Odey’s Fund Loses U.K. Court Fight Over Tax on Bonuses
(Bloomberg) -- Odey Asset Management LLP lost a court fight over bonuses after a London judge ruled that managers at the British fund manager couldn’t avoid paying tax on the awards.
The fund argued that an award plan at the center of the dispute was set up in the wake of the financial crisis -- when regulators sought to rein in upfront bonuses deemed to reward excessive risk-taking in the industry. Any tax reductions were “incidental,” founder Crispin Odey told the court.
But Judge Harriet Morgan said 17 managers owed income tax on the shares awarded. To say “tax saving was not a main objective of the plan but merely a consequence” or “that the tax saving is incidental only is unrealistic,” the judge said in her Feb. 4 ruling.
U.K. authorities had been investigating the cash and stock payments made to top managers as part of a plan originally dating back to 2011. Crispin Odey was not part of the complaint.
The ruling comes as the fund looks to turn the page on a wave of personal and professional crises for its eponymous founder. Crispin Odey this month was acquitted of sexual assault charges and has been battling his worst investment streak.

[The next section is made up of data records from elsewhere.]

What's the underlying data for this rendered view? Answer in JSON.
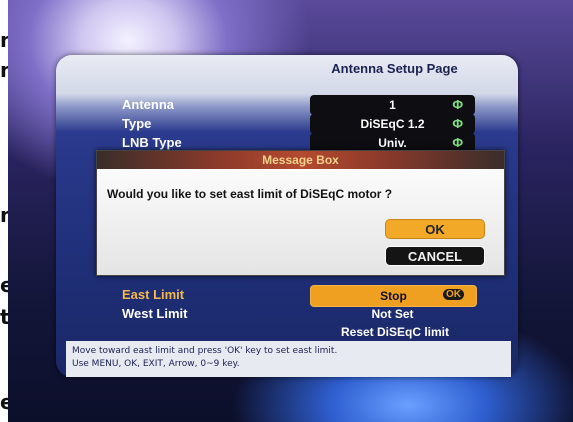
{
  "side_text": {
    "items": [
      "na",
      "n'",
      "n",
      "e",
      "t",
      "e"
    ]
  },
  "panel": {
    "title": "Antenna Setup Page"
  },
  "settings": {
    "antenna": {
      "label": "Antenna",
      "value": "1",
      "icon": "phi"
    },
    "type": {
      "label": "Type",
      "value": "DiSEqC 1.2",
      "icon": "phi"
    },
    "lnb": {
      "label": "LNB Type",
      "value": "Univ.",
      "icon": "phi"
    },
    "east": {
      "label": "East Limit",
      "value": "Stop",
      "icon": "OK"
    },
    "west": {
      "label": "West Limit",
      "value": "Not Set"
    },
    "reset": {
      "label": "Reset DiSEqC limit"
    }
  },
  "message_box": {
    "title": "Message Box",
    "text": "Would you like to set east limit of DiSEqC motor ?",
    "ok_label": "OK",
    "cancel_label": "CANCEL"
  },
  "hint": {
    "line1": "Move toward east limit and press 'OK' key to set east limit.",
    "line2": "Use MENU, OK, EXIT, Arrow, 0~9 key."
  },
  "colors": {
    "accent_orange": "#f0a020",
    "panel_blue": "#20307a",
    "icon_green": "#7fe07f"
  }
}
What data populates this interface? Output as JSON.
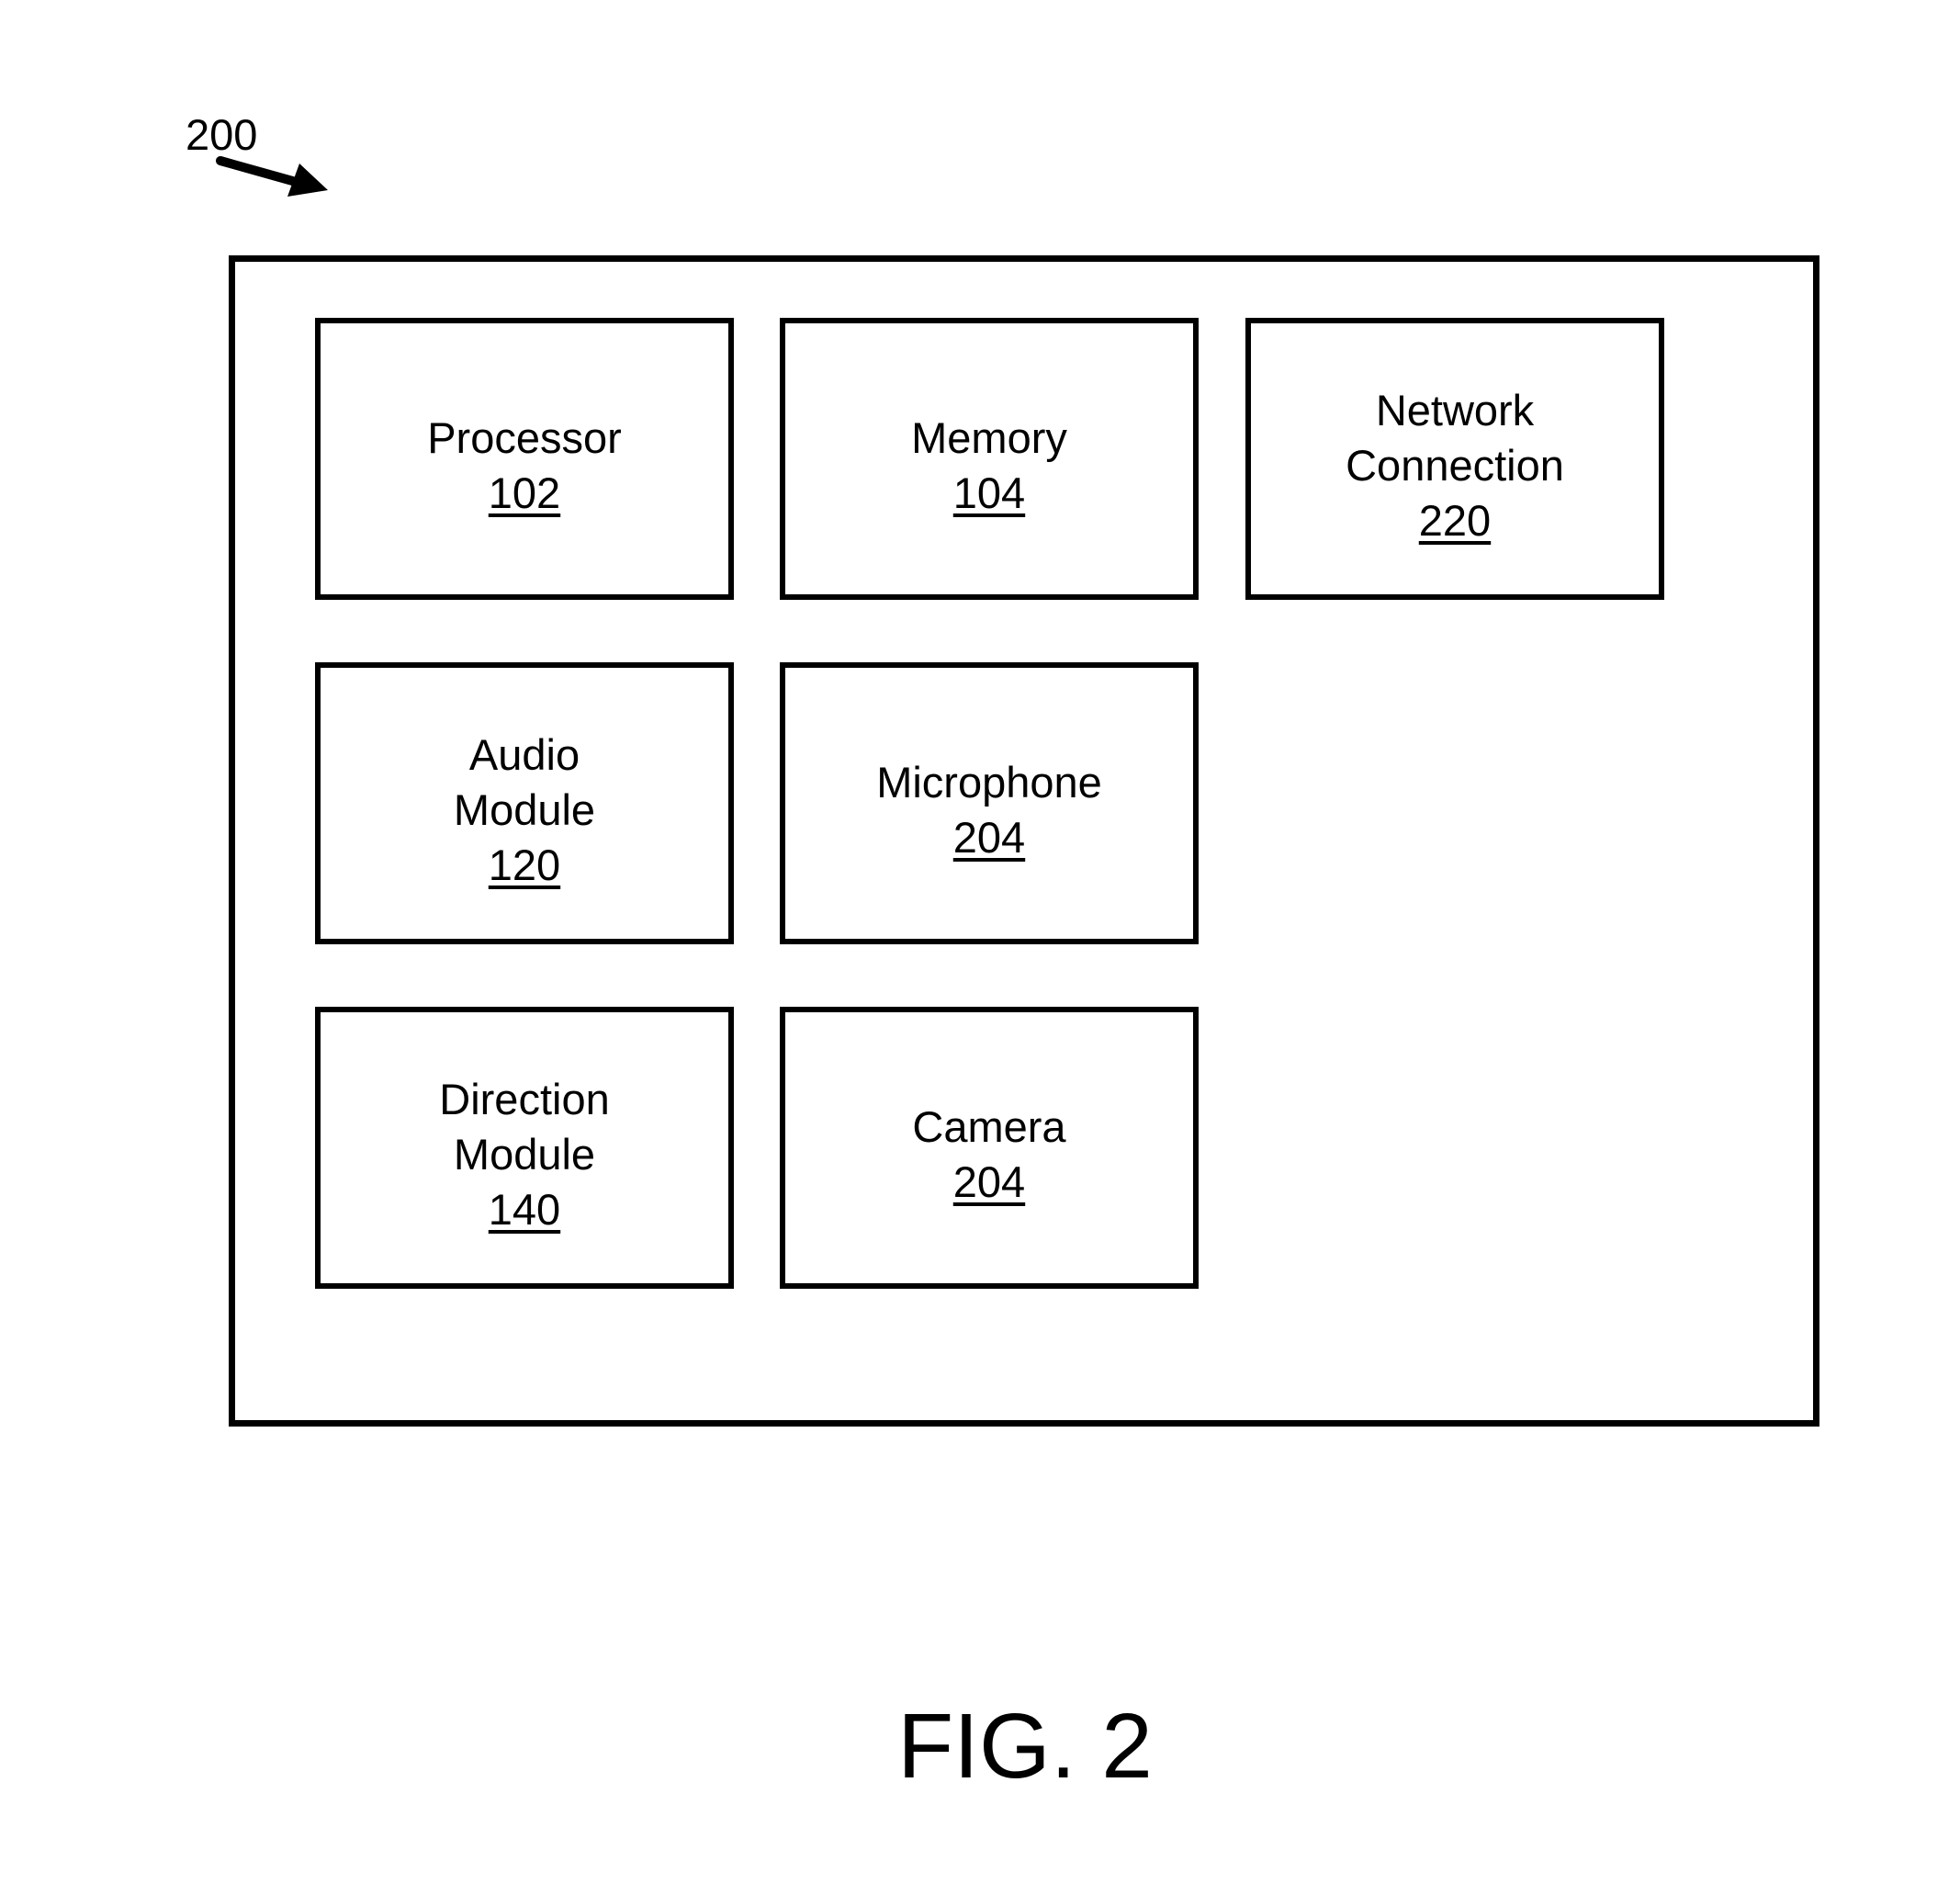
{
  "figure": {
    "reference_numeral": "200",
    "caption": "FIG. 2"
  },
  "components": [
    {
      "lines": [
        "Processor"
      ],
      "number": "102"
    },
    {
      "lines": [
        "Memory"
      ],
      "number": "104"
    },
    {
      "lines": [
        "Network",
        "Connection"
      ],
      "number": "220"
    },
    {
      "lines": [
        "Audio",
        "Module"
      ],
      "number": "120"
    },
    {
      "lines": [
        "Microphone"
      ],
      "number": "204"
    },
    {
      "lines": [
        "Direction",
        "Module"
      ],
      "number": "140"
    },
    {
      "lines": [
        "Camera"
      ],
      "number": "204"
    }
  ]
}
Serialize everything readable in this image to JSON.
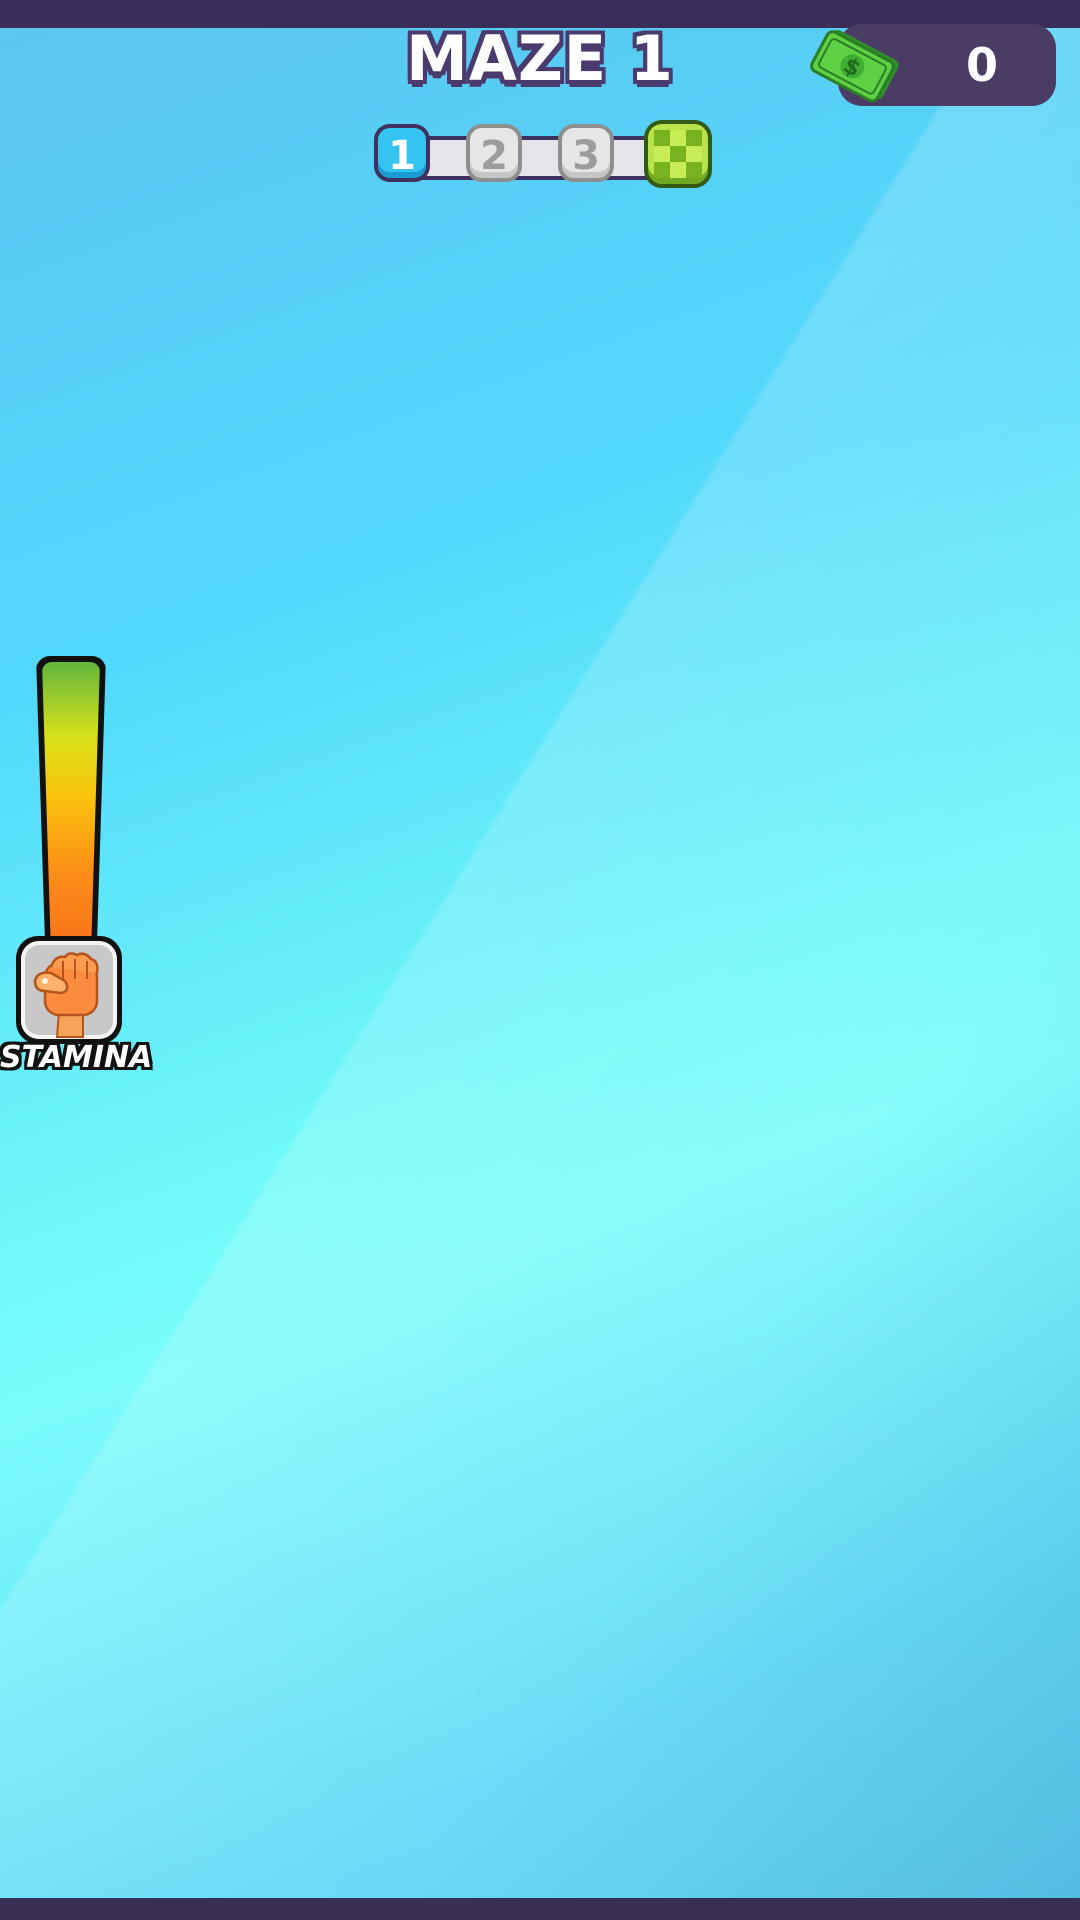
{
  "game": {
    "title": "MAZE 1",
    "currency": {
      "value": "0",
      "icon": "cash-icon"
    },
    "stages": [
      {
        "label": "1",
        "state": "current"
      },
      {
        "label": "2",
        "state": "locked"
      },
      {
        "label": "3",
        "state": "locked"
      },
      {
        "label": "",
        "state": "finish",
        "icon": "checkered-flag-icon"
      }
    ],
    "stamina": {
      "label": "STAMINA",
      "level": 1.0,
      "icon": "fist-icon"
    }
  },
  "colors": {
    "bar_dark": "#3b2d5a",
    "stage_active": "#35c4f2",
    "finish_green": "#b9e34a",
    "stamina_top": "#62b63d",
    "stamina_bottom": "#fa6d1d"
  }
}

The U.K. tax agency noted that the plan came at the time that government had instigated a top tax rate for the country’s highest earners.
It said in a statement that it welcomed the ruling “that these arrangements do not work.”
Odey AM declined to comment.
Crispin Odey, who said he became involved at a late stage of the plan’s design, told the court the move was focused on retaining staff.
“The problem was that we were going from a place where basically we paid out their bonuses to deferring their bonuses,” Odey told the court, according to the ruling. “It was a big sum of money in absolute terms, but it was in relative terms quite a small sum of money.”
The former chief executive officer of the firm, David Stewart, said managers ultimately couldn’t have taken decisions about compensation without the input of Crispin Odey, according to the ruling. He was “a dominant person at the company,”
The Financial Times reported the judge’s decision earlier Monday.